Models are "meta-resources" -- they don't define APIs into any particular data store, as much as encapsulate your custom code for doing so in a named hook.
View helpers "Pipe" the rendered output through a series of functions that selectively activate and pre-process data from the views' output manifest. They are the equivalent of Ruby's after
hooks. They do not apply themselves to REST/raw JSON output. They trigger between on_output
and the template rendering (EJS) stage of the request.
Mixins are executed once when the application boots. They are a way to insert any number of "state checking/initialization" routines into your application, especially those sort of actions that are specific and local to the needs of a particular Hive, Action or Frame. They have a weight that govens their load order.
In Hive, the assumption is you already have an express application, and you are looking to scale and better organize it. So hive wraps itself around an existing application, using the app and server as resources of the apiary.
The apiary is the top level singleton of your site that is instantiated after the Express app has connected.*
Here is a typical bootstrap file with express and hive-mvc working in concert:
var express = require('express')
, http = require('http')
, util = require('util')
, path = require('path');
module.exports = function (port, cb) {
var app, server;
app = express();
app.configure(function () {
app.set('port', port || 3000);
app.set('views', __dirname + '/views');
app.engine('html', require('ejs').renderFile);
app.use(express.favicon());
app.use(express.logger('dev'));
app.use(express.bodyParser());
app.use(express.methodOverride());
app.use(express.cookieParser('do you mock me?'));
app.use(express.session());
app.use(app.router);
app.use(express.static(path.join(__dirname, 'public')));
});
app.configure('development', function () {
app.use(express.errorHandler());
});
server = http.createServer(app);
server.on('close', function () {
console.log('======== closing server');
apiary.emit('close_server');
});
server.listen(app.get('port'), function () {
var apiary = mvc.Apiary({}, path.join(__dirname, 'frames'));
console.log('initializing apiary');
apiary.init(function () {
apiary.serve(app, server);
if (cb) {
cb(null, apiary);
}
});
});
return server;
}
Note that hive-mvc only kicks in AFTER the server has started to listen. Based on an unpleasant experience at a node
knockout (aptly named in my part, as the Nodejitsu system couldn't support nuby-express) I have decided to begin
bootstrapping hive-mvc AFTER the server has started to listen to a port.

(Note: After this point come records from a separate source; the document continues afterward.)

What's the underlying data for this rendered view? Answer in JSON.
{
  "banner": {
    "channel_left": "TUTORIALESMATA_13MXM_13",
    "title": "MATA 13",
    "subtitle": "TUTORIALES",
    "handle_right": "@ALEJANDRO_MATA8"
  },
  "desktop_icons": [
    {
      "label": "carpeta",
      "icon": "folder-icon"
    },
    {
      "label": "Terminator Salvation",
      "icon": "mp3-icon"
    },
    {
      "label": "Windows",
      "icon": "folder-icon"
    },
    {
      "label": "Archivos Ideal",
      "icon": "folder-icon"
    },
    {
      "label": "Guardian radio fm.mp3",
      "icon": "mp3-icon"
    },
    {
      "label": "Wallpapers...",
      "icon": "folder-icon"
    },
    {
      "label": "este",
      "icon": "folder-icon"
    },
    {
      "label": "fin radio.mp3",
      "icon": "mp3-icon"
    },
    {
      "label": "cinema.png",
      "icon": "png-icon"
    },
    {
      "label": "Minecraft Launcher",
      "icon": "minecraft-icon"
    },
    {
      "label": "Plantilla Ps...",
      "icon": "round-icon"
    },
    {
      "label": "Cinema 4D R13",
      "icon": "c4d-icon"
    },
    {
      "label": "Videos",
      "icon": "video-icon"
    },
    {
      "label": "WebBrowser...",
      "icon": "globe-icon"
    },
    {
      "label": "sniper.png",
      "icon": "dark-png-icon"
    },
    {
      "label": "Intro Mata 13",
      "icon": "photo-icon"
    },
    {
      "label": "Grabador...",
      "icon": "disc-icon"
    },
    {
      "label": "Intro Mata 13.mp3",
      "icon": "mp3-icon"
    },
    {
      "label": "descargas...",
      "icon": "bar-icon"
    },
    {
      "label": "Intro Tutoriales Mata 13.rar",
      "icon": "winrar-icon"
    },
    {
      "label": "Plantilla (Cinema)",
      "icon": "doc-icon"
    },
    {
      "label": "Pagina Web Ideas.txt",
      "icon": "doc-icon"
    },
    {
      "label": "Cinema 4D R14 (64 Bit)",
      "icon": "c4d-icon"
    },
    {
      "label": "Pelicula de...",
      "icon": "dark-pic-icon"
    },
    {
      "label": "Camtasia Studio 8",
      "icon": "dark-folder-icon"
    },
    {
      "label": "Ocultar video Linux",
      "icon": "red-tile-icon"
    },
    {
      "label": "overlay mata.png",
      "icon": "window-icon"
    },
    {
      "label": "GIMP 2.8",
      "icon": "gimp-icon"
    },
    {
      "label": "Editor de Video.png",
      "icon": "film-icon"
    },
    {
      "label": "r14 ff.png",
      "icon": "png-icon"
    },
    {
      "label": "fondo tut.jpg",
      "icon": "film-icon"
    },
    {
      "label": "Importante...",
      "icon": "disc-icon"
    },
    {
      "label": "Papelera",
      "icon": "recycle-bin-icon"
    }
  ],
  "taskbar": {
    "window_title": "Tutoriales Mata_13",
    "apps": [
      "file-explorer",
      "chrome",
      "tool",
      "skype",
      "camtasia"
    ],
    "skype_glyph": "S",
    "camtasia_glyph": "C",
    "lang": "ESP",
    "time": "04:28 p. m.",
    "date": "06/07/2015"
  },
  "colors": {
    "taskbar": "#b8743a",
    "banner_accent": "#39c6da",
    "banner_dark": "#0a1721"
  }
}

The app and server are injected into the apiary in the serve portion of the bootstrapping.
Note that up to the point where you call server.listen, the configuration is 99% arbitrary - you can use whatever
config you like for express.
The only part of the app.configure that is important to hive is the app.engine; right now hive has only been tested
using html files interpreted by ejs. Also, note that hive-mvc internalizes views in each individual action, so while
its fine to have/maintain your views folder for raw Express endpoints, you won't need it for hive.
* While the architecture is designed to allow for multiple apiaries, its never been tested and I couldn't see the
point.
** Hive-model does have quantum-read-write to a file system, and so is good for mocks, but its not built to be
production performant for real world repos.